わたしの手を握ってくれるこの人は、鬼でもなければ悪党にも見えない。
胸中で張り詰めていた糸が、するすると解けていくようだった。
「ふつつか者ですが、上様。
これからどうぞ、よろしくお願いします」
畏敬の念を込めて平伏する。
上様はふっと笑みを零すと、わたしの頭を撫でてくれた。
「祝言を挙げるのは、もうしばらく先だ。
今はのびのびと、新しい暮らしを楽しむがいい」
「ありがとうございます」
「うむ。───して、才蔵よ」
「はい」
立ち上がった上様は、上座の脇に控える玉月さんに目をやった。
わたしと離れてからというもの、彼女はあそこで微動だにしていない。
「宣告に変わりない。

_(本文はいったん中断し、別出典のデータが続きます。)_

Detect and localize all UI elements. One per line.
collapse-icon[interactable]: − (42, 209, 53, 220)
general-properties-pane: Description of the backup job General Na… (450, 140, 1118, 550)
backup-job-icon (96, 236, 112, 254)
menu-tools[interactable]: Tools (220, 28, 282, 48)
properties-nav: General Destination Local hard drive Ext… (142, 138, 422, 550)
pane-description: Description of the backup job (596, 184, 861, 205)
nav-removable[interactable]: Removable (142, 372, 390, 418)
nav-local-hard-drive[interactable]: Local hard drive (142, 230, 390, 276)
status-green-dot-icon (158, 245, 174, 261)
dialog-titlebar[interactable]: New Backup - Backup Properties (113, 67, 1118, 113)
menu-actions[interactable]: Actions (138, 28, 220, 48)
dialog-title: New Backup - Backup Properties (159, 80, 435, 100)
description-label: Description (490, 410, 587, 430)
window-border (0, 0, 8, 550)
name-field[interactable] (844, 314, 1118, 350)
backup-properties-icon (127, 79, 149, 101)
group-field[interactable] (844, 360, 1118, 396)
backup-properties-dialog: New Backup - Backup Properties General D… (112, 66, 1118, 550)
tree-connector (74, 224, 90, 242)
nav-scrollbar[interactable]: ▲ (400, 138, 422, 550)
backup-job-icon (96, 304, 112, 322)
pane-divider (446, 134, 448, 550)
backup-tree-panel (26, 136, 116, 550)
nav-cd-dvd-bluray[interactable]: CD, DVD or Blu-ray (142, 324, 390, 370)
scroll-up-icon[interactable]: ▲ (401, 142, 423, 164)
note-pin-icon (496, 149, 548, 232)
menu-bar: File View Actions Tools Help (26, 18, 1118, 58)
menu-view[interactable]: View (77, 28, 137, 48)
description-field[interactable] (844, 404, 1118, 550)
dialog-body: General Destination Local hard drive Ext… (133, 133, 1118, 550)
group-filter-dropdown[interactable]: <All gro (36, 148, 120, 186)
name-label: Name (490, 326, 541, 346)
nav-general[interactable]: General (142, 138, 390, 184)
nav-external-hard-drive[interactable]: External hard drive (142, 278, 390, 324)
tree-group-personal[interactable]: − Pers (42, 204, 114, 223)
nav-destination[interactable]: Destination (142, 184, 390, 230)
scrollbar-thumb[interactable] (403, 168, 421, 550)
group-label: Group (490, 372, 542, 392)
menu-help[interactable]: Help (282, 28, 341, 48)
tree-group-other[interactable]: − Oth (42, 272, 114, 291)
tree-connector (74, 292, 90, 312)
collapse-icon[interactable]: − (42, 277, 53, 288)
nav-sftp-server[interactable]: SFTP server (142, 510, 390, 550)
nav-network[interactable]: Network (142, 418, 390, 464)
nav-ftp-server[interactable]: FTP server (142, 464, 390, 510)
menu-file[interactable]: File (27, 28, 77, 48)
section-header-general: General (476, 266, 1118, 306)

ウキの世話役は、お前に任せる。
なにかあれば逐一、私に報せるように」
「承知しました」
上様が上座へ戻っていく。
玉月さんは上様と入れ替わりで、わたしに近付いた。
「お加減はいかがですか」
わたしの側で屈んだ玉月さんは、上様に聞こえないよう声を潜めた。
「大丈夫です。ご心配をかけました」
わたしが小さく頷くと、玉月さんも頷き返してくれた。
手足に血が巡り、全身が温かくなっていく。
出会って間もないのに、玉月さんが側にいてくれるだけで、わたしは心が安らぐようだ。
「宴の席まで一休みと致しましょう。立てますか?」
「あ、でも、それだと上様が────」
「宴には上様もお見えになりますから、ご歓談はその時にでも」
たった今この時を迎えるまで、不安に押し潰されてしまいそうだったけれど。
憂いていたより、先行きは明るいかもしれない。
「上様。一度下がって構いませんか」
「ああ。羽を伸ばしておくといい。───ウキ、また後でな」
「はい。失礼します」
気掛かりが残るとすれば、ひとつだけ。
先程に一瞬、ほんの一瞬、上様を睨んだ玉月さんから、底深い闇が感じられたということだ。